Pero la economía colaborativa no es siempre sinónimo de cooperativismo ni de economía social: mucho dinero baila en las start-ups de Silicon Valley. En 2013, Google invirtió 366 millones de dólares en Uber, una plataforma para conseguir taxis conducidos por sus dueños, y Homejoy, para contactarse con personal de limpieza. La tradicional compañía de alquiler de autos Avis compró Zipcar, una plataforma de coches por horas, y Airbnb recibió más 120 millones de inversión. En Europa, BlablaCar acaba de recibir 100 millones de euros, y está migrando de un esquema gratuito a otro en el cual la plataforma maneja los pagos y se queda con cerca de un 10% por intermediación.
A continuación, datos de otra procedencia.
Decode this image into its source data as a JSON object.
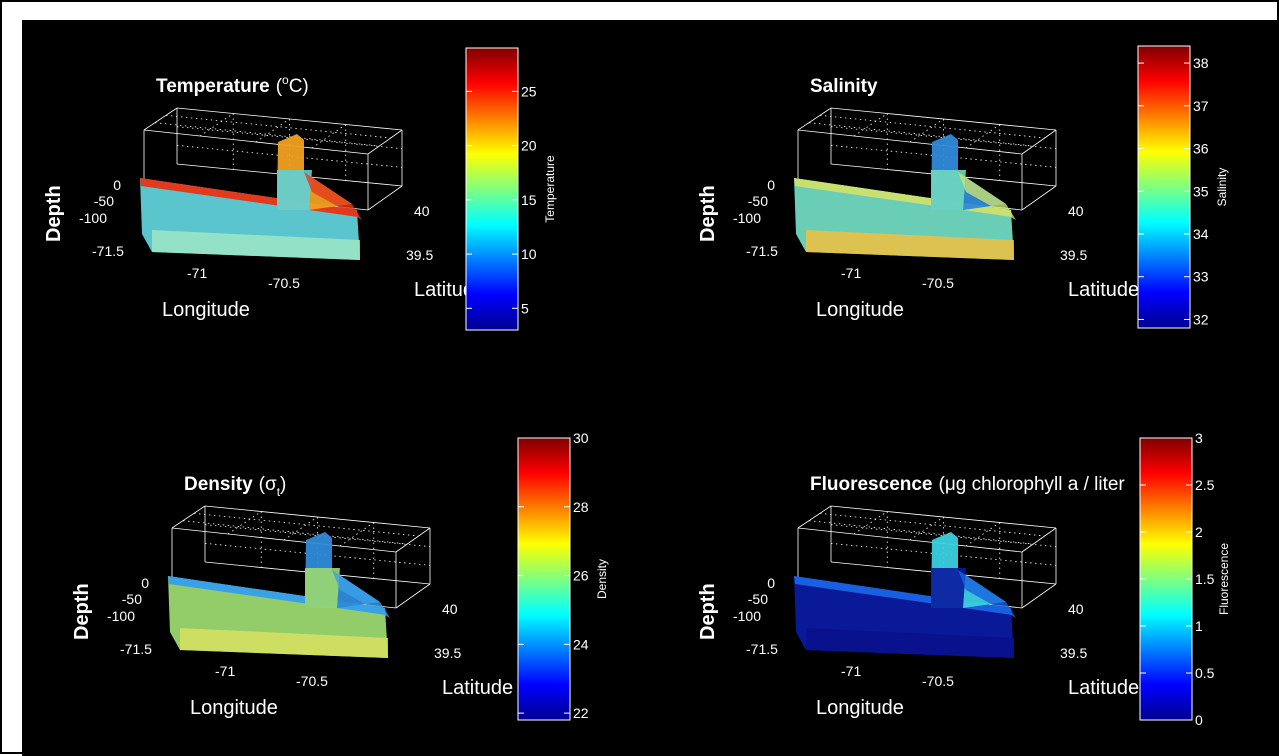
{
  "colors": {
    "background": "#000000",
    "axis": "#ffffff",
    "frame": "#000000"
  },
  "chart_data": [
    {
      "type": "3d-section",
      "title": "Temperature",
      "title_suffix": "(",
      "title_sup": "o",
      "title_end": "C)",
      "xlabel": "Longitude",
      "ylabel": "Latitude",
      "zlabel": "Depth",
      "xticks": [
        "-71.5",
        "-71",
        "-70.5"
      ],
      "yticks": [
        "40",
        "39.5"
      ],
      "zticks": [
        "0",
        "-50",
        "-100"
      ],
      "xlim": [
        -71.5,
        -70.3
      ],
      "ylim": [
        39.3,
        40.2
      ],
      "zlim": [
        -120,
        0
      ],
      "grid": true,
      "colormap": "jet",
      "colorbar": {
        "label": "Temperature",
        "range": [
          3,
          29
        ],
        "ticks": [
          5,
          10,
          15,
          20,
          25
        ],
        "tick_labels": [
          "5",
          "10",
          "15",
          "20",
          "25"
        ]
      },
      "section_colors": {
        "surface": "#e23a1c",
        "upper": "#f0a020",
        "body": "#5fd0d8",
        "deep": "#9ee6c6"
      }
    },
    {
      "type": "3d-section",
      "title": "Salinity",
      "title_suffix": "",
      "title_sup": "",
      "title_end": "",
      "xlabel": "Longitude",
      "ylabel": "Latitude",
      "zlabel": "Depth",
      "xticks": [
        "-71.5",
        "-71",
        "-70.5"
      ],
      "yticks": [
        "40",
        "39.5"
      ],
      "zticks": [
        "0",
        "-50",
        "-100"
      ],
      "xlim": [
        -71.5,
        -70.3
      ],
      "ylim": [
        39.3,
        40.2
      ],
      "zlim": [
        -120,
        0
      ],
      "grid": true,
      "colormap": "jet",
      "colorbar": {
        "label": "Salinity",
        "range": [
          31.8,
          38.4
        ],
        "ticks": [
          32,
          33,
          34,
          35,
          36,
          37,
          38
        ],
        "tick_labels": [
          "32",
          "33",
          "34",
          "35",
          "36",
          "37",
          "38"
        ]
      },
      "section_colors": {
        "surface": "#c8e070",
        "upper": "#2f8ad8",
        "body": "#70d8c0",
        "deep": "#f0c040"
      }
    },
    {
      "type": "3d-section",
      "title": "Density",
      "title_suffix": "(",
      "title_sup": "",
      "title_end": ")",
      "title_greek": "σ",
      "title_sub": "t",
      "xlabel": "Longitude",
      "ylabel": "Latitude",
      "zlabel": "Depth",
      "xticks": [
        "-71.5",
        "-71",
        "-70.5"
      ],
      "yticks": [
        "40",
        "39.5"
      ],
      "zticks": [
        "0",
        "-50",
        "-100"
      ],
      "xlim": [
        -71.5,
        -70.3
      ],
      "ylim": [
        39.3,
        40.2
      ],
      "zlim": [
        -120,
        0
      ],
      "grid": true,
      "colormap": "jet",
      "colorbar": {
        "label": "Density",
        "range": [
          21.8,
          30
        ],
        "ticks": [
          22,
          24,
          26,
          28,
          30
        ],
        "tick_labels": [
          "22",
          "24",
          "26",
          "28",
          "30"
        ]
      },
      "section_colors": {
        "surface": "#3aa0e8",
        "upper": "#2f8ad8",
        "body": "#9ad870",
        "deep": "#d8e060"
      }
    },
    {
      "type": "3d-section",
      "title": "Fluorescence",
      "title_suffix": "(",
      "title_greek": "μ",
      "title_end": "g chlorophyll a / liter",
      "title_sup": "",
      "xlabel": "Longitude",
      "ylabel": "Latitude",
      "zlabel": "Depth",
      "xticks": [
        "-71.5",
        "-71",
        "-70.5"
      ],
      "yticks": [
        "40",
        "39.5"
      ],
      "zticks": [
        "0",
        "-50",
        "-100"
      ],
      "xlim": [
        -71.5,
        -70.3
      ],
      "ylim": [
        39.3,
        40.2
      ],
      "zlim": [
        -120,
        0
      ],
      "grid": true,
      "colormap": "jet",
      "colorbar": {
        "label": "Fluorescence",
        "range": [
          0,
          3
        ],
        "ticks": [
          0,
          0.5,
          1,
          1.5,
          2,
          2.5,
          3
        ],
        "tick_labels": [
          "0",
          "0.5",
          "1",
          "1.5",
          "2",
          "2.5",
          "3"
        ]
      },
      "section_colors": {
        "surface": "#1860e0",
        "upper": "#3ad0e0",
        "body": "#0a1aa0",
        "deep": "#0a108a"
      }
    }
  ]
}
En casi todos los casos, el modelo de negocio es cobrar una comisión por el servicio brindado por particulares.
¿Qué pasa cuando grandes corporaciones se convierten en accionistas de compañías colaborativas? ¿Existe un modo virtuoso de involucrar a las empresas en esta modalidad, o fagocitarán los beneficios de la horizontalidad? Nueva York, Barcelona y Berlín pusieron trabas legales a Airbnb para defender su industria hotelera. Casi en los mismos puntos, Uber enfrentó resistencia y generó huelgas de taxistas, que paradójicamente aumentaron su éxito. Los trabajos alternativos que este nuevo paradigma genera, como el alquiler de habitaciones, de coches o de tareas de forma autónoma, ¿vienen a ampliar el horizonte laboral, o a precarizar definitivamente el empleo con competencia desleal?
Esta nueva economía se mueve en zonas grises de la legislación, y los vacíos legales suelen desamparar a los más débiles. ¿Cómo legislar estos intercambios informales para prevenir conductas abusivas? ¿Cómo evitar el “collaborative washing”, donde la palabra “colaborativo” sirve como fachada para la explotación? ¿Qué rol queda a los estados en un esquema de autoorganización entre pares? ¿Cuál es la forma de hacer estos intercambios verdaderamente colaborativos y convertirlos en un camino hacia el bien común? ¿Cómo proteger a los analfabetos digitales de la exclusión?
El nuevo modelo viene cargado de debates. Pero viene. Tratado con criterio, puede ayudar a crear un mundo más responsable, más justo y horizontal, y, con suerte, más feliz.